Und was bis zu der Sache Erdogan ·/· Böhmermann selbst unter Juristen weithin unbekannt war: Auch im demokratischen Bundesdeutschland des Jahres 2016 wird bestraft, wer Ihro auswärtigen Majestät zu nahe tritt, und zwar noch doller als vor 150 Jahren. Die Hausnummer 103 ist die gleiche geblieben, und der erste Absatz lautet heutzutage: "Wer ein ausländisches Staatsoberhaupt [...] beleidigt, wird mit Freiheitsstrafe bis zu drei Jahren oder mit Geldstrafe, im Falle der verleumderischen Beleidigung mit Freiheitsstrafe von drei Monaten bis zu fünf Jahren bestraft."

Die Wellen, die seit den ersten April-Tagen der Fall Erdogan schlägt (der übrigens im eigenen Land laut www.heise.de wegen Beleidigung mehr als 2.000 Anzeigen gegen Landsleute zu laufen hat), löst bei deutschen Sozialdemokraten prompt Aktionismus aus: Fraktionschef Oppermann will den Paragrafen 103 noch in diesem Monat abschaffen, aber nicht etwa zum Schutz von Kollegen wie Jan Böhmermann und der Meinungsfreiheit, sondern um der Bundesregierung die "unzumutbare Entscheidung" über eine Genehmigung der Strafverfolgung des Satirikers zu ersparen.
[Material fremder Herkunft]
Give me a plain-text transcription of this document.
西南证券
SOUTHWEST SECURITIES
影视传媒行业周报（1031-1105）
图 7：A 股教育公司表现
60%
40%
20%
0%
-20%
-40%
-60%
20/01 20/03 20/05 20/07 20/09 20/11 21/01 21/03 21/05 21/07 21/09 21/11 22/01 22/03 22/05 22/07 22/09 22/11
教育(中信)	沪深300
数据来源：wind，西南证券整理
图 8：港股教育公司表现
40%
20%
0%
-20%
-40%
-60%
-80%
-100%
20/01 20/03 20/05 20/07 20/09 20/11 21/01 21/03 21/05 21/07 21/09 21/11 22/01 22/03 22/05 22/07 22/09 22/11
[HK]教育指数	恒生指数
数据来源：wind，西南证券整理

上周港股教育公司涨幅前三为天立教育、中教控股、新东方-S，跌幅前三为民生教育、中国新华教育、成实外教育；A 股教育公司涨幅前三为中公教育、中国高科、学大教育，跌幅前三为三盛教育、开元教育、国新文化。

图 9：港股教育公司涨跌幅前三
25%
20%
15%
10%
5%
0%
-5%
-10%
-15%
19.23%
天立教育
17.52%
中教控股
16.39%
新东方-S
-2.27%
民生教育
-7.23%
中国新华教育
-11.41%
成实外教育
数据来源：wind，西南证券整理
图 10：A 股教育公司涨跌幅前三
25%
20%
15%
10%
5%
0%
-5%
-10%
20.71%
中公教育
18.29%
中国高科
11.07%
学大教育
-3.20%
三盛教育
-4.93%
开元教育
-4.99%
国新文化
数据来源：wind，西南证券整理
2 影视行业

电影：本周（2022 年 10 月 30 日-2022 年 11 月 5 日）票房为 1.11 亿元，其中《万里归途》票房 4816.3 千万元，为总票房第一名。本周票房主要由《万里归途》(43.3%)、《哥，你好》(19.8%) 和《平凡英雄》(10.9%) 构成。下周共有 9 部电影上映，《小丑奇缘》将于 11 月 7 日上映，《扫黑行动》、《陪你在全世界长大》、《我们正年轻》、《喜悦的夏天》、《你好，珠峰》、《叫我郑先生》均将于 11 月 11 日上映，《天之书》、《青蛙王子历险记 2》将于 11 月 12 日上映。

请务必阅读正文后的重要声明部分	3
Da sollte der Gesetzgeber sich aber vielleicht doch ein bisschen mehr Zeit nehmen. Es gibt nämlich im geltenden Strafgesetzbuch noch eine Reihe weiterer alter Zöpfe, die es abzuschneiden gälte: zum Beispiel die "Verletzung von Flaggen und Hoheitszeichen ausländischer Staaten", etwa wenn jemand "beschimpfenden Unfug daran verübt" (§ 104). Wussten Sie, dass es sowas gibt?